Modeling and progressive damage analysis of hybrid UD/PW composites under low-velocity impact

This study investigates the low-velocity impact (LVI) damage mechanisms of hybrid carbon fiber-reinforced polymer (CFRP) laminates comprising unidirectional (UD) and plain-woven (PW) plies under different energy levels (17.0, 34.5 and 50.0 J). The proposed model was developed by coupling finite element analysis with instrumented drop-weight experiments to validate intralaminar and interlaminar progressive failure analysis. The intralaminar model implemented via a user-defined material subroutine (VUMAT), integrates UD and PW constitutive descriptions and employs a fiber-aligned meshing technique that rotates elements along local fiber directions. The interlaminar model implemented Abaqus built-in zero-thickness cohesive elements to simulate delamination initiation and propagation at ply interfaces. To validate the internal damage morphology, micro-computed tomography (micro-CT) scanning was introduced and compared with simulation predictions.
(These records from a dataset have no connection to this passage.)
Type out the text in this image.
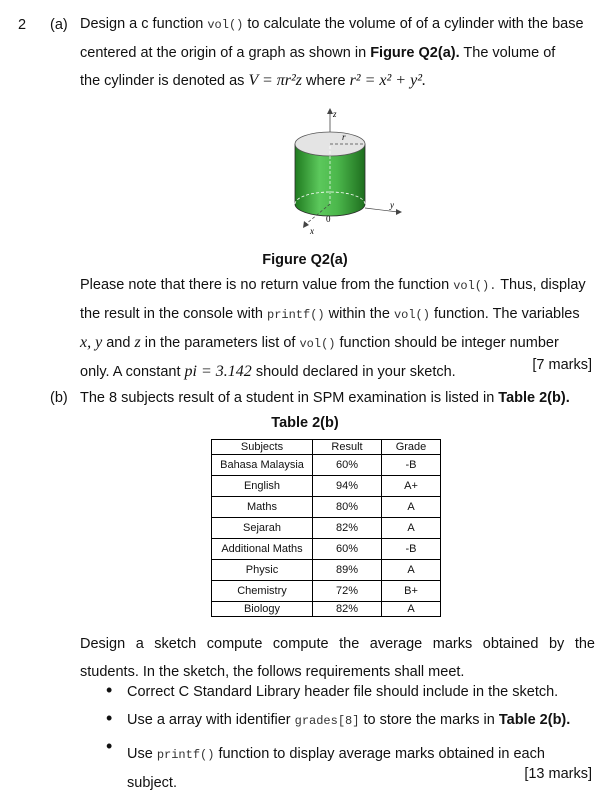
2 (a) Design a c function vol() to calculate the volume of of a cylinder with the base
centered at the origin of a graph as shown in Figure Q2(a). The volume of
the cylinder is denoted as V = πr²z where r² = x² + y².
z
r
0
x
y
Figure Q2(a)
Please note that there is no return value from the function vol(). Thus, display
the result in the console with printf() within the vol() function. The variables
x, y and z in the parameters list of vol() function should be integer number
only. A constant pi = 3.142 should declared in your sketch.	[7 marks]
(b) The 8 subjects result of a student in SPM examination is listed in Table 2(b).
Table 2(b)
Subjects	Result	Grade
Bahasa Malaysia	60%	-B
English	94%	A+
Maths	80%	A
Sejarah	82%	A
Additional Maths	60%	-B
Physic	89%	A
Chemistry	72%	B+
Biology	82%	A
Design a sketch compute compute the average marks obtained by the
students. In the sketch, the follows requirements shall meet.
• Correct C Standard Library header file should include in the sketch.
• Use a array with identifier grades[8] to store the marks in Table 2(b).
• Use printf() function to display average marks obtained in each
subject.
[13 marks]
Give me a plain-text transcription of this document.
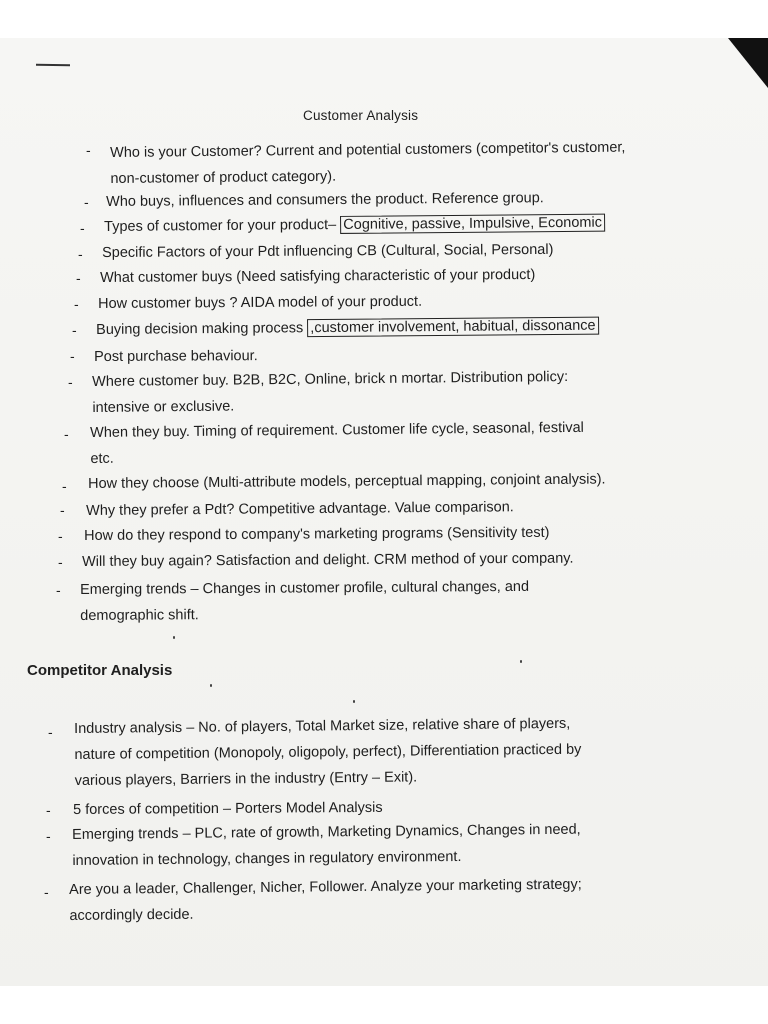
Customer Analysis
- Who is your Customer? Current and potential customers (competitor's customer,
non-customer of product category).
- Who buys, influences and consumers the product. Reference group.
- Types of customer for your product– Cognitive, passive, Impulsive, Economic
- Specific Factors of your Pdt influencing CB (Cultural, Social, Personal)
- What customer buys (Need satisfying characteristic of your product)
- How customer buys ? AIDA model of your product.
- Buying decision making process ,customer involvement, habitual, dissonance
- Post purchase behaviour.
- Where customer buy. B2B, B2C, Online, brick n mortar. Distribution policy:
intensive or exclusive.
- When they buy. Timing of requirement. Customer life cycle, seasonal, festival
etc.
- How they choose (Multi-attribute models, perceptual mapping, conjoint analysis).
- Why they prefer a Pdt? Competitive advantage. Value comparison.
- How do they respond to company's marketing programs (Sensitivity test)
- Will they buy again? Satisfaction and delight. CRM method of your company.
- Emerging trends – Changes in customer profile, cultural changes, and
demographic shift.
Competitor Analysis
- Industry analysis – No. of players, Total Market size, relative share of players,
nature of competition (Monopoly, oligopoly, perfect), Differentiation practiced by
various players, Barriers in the industry (Entry – Exit).
- 5 forces of competition – Porters Model Analysis
- Emerging trends – PLC, rate of growth, Marketing Dynamics, Changes in need,
innovation in technology, changes in regulatory environment.
- Are you a leader, Challenger, Nicher, Follower. Analyze your marketing strategy;
accordingly decide.
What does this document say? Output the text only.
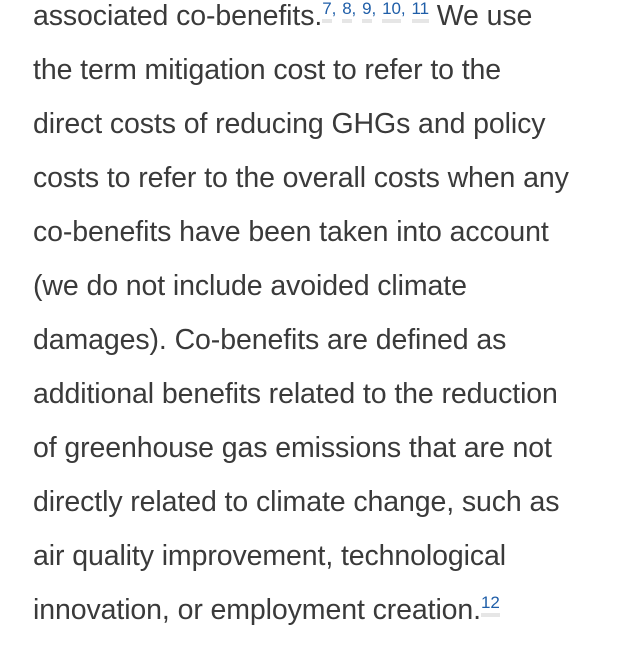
associated co-benefits.$^{7, 8, 9, 10, 11}$ We use
the term mitigation cost to refer to the
direct costs of reducing GHGs and policy
costs to refer to the overall costs when any
co-benefits have been taken into account
(we do not include avoided climate
damages). Co-benefits are defined as
additional benefits related to the reduction
of greenhouse gas emissions that are not
directly related to climate change, such as
air quality improvement, technological
innovation, or employment creation.$^{12}$
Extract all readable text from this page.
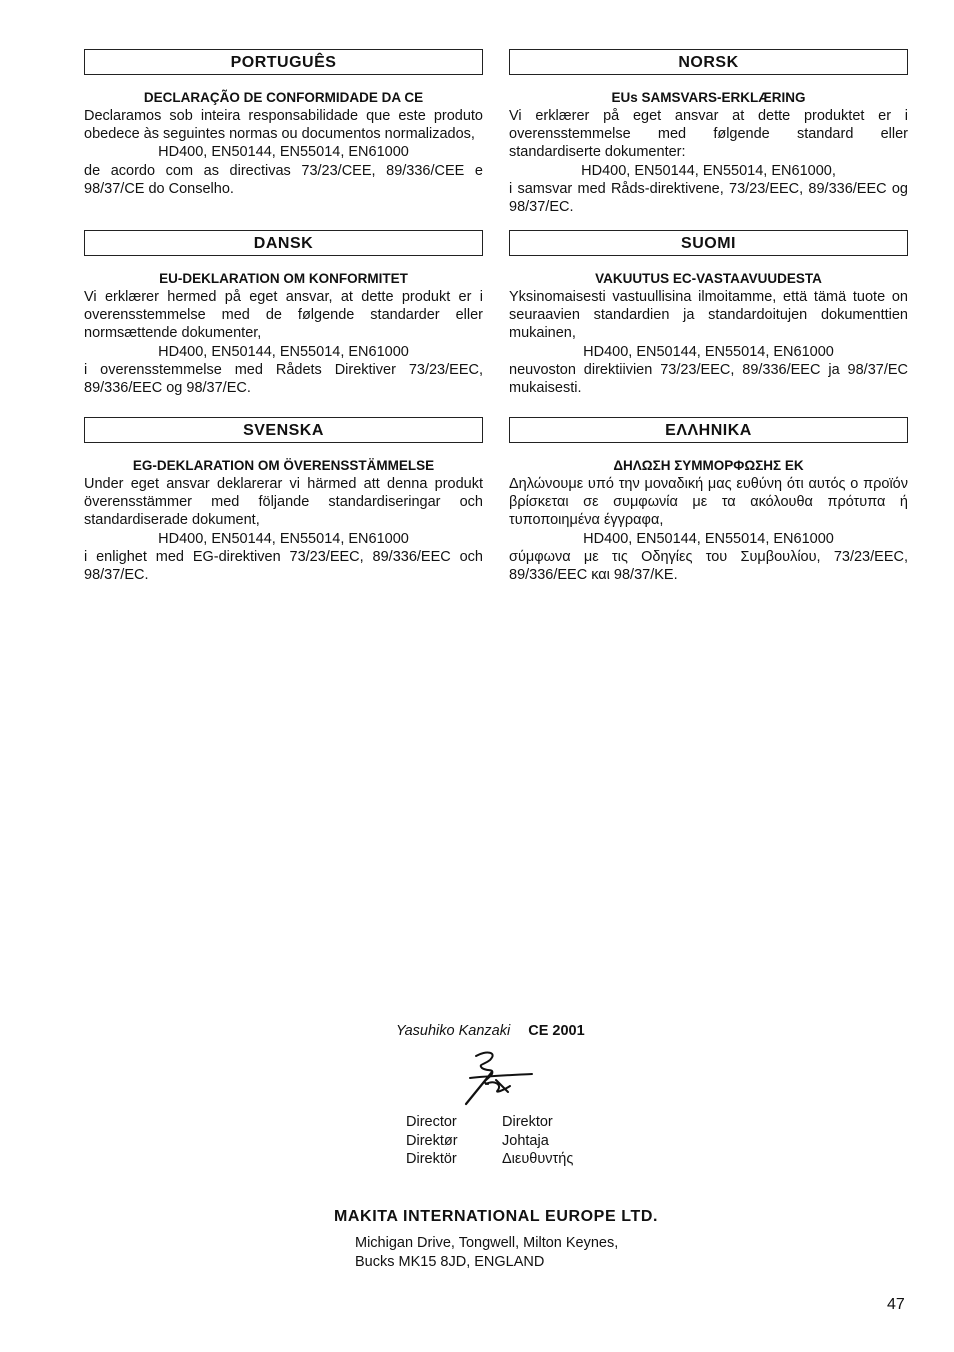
PORTUGUÊS
DECLARAÇÃO DE CONFORMIDADE DA CE
Declaramos sob inteira responsabilidade que este produto obedece às seguintes normas ou documentos normalizados,
HD400, EN50144, EN55014, EN61000
de acordo com as directivas 73/23/CEE, 89/336/CEE e 98/37/CE do Conselho.
NORSK
EUs SAMSVARS-ERKLÆRING
Vi erklærer på eget ansvar at dette produktet er i overensstemmelse med følgende standard eller standardiserte dokumenter:
HD400, EN50144, EN55014, EN61000,
i samsvar med Råds-direktivene, 73/23/EEC, 89/336/EEC og 98/37/EC.
DANSK
EU-DEKLARATION OM KONFORMITET
Vi erklærer hermed på eget ansvar, at dette produkt er i overensstemmelse med de følgende standarder eller normsættende dokumenter,
HD400, EN50144, EN55014, EN61000
i overensstemmelse med Rådets Direktiver 73/23/EEC, 89/336/EEC og 98/37/EC.
SUOMI
VAKUUTUS EC-VASTAAVUUDESTA
Yksinomaisesti vastuullisina ilmoitamme, että tämä tuote on seuraavien standardien ja standardoitujen dokumenttien mukainen,
HD400, EN50144, EN55014, EN61000
neuvoston direktiivien 73/23/EEC, 89/336/EEC ja 98/37/EC mukaisesti.
SVENSKA
EG-DEKLARATION OM ÖVERENSSTÄMMELSE
Under eget ansvar deklarerar vi härmed att denna produkt överensstämmer med följande standardiseringar och standardiserade dokument,
HD400, EN50144, EN55014, EN61000
i enlighet med EG-direktiven 73/23/EEC, 89/336/EEC och 98/37/EC.
ΕΛΛΗΝΙΚΑ
ΔΗΛΩΣΗ ΣΥΜΜΟΡΦΩΣΗΣ ΕΚ
Δηλώνουμε υπό την μοναδική μας ευθύνη ότι αυτός ο προϊόν βρίσκεται σε συμφωνία με τα ακόλουθα πρότυπα ή τυποποιημένα έγγραφα,
HD400, EN50144, EN55014, EN61000
σύμφωνα με τις Οδηγίες του Συμβουλίου, 73/23/EEC, 89/336/EEC και 98/37/KE.
Yasuhiko Kanzaki CE 2001
Director
Direktør
Direktör
Direktor
Johtaja
Διευθυντής
MAKITA INTERNATIONAL EUROPE LTD.
Michigan Drive, Tongwell, Milton Keynes,
Bucks MK15 8JD, ENGLAND
47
The simulation results demonstrate excellent agreement with experimental observations in terms of peak impact force and energy absorption, with the proposed fiber-aligned meshing technique achieving an average error reduction of 20.5% for peak force and 78.9% for energy absorption compared to conventional methods. Additionally, the model improves crack prediction accuracy and computational efficiency compared with conventional methods. This approach enables accurate optimization of hybrid composite architectures for aerospace and civil impact-resistant designs.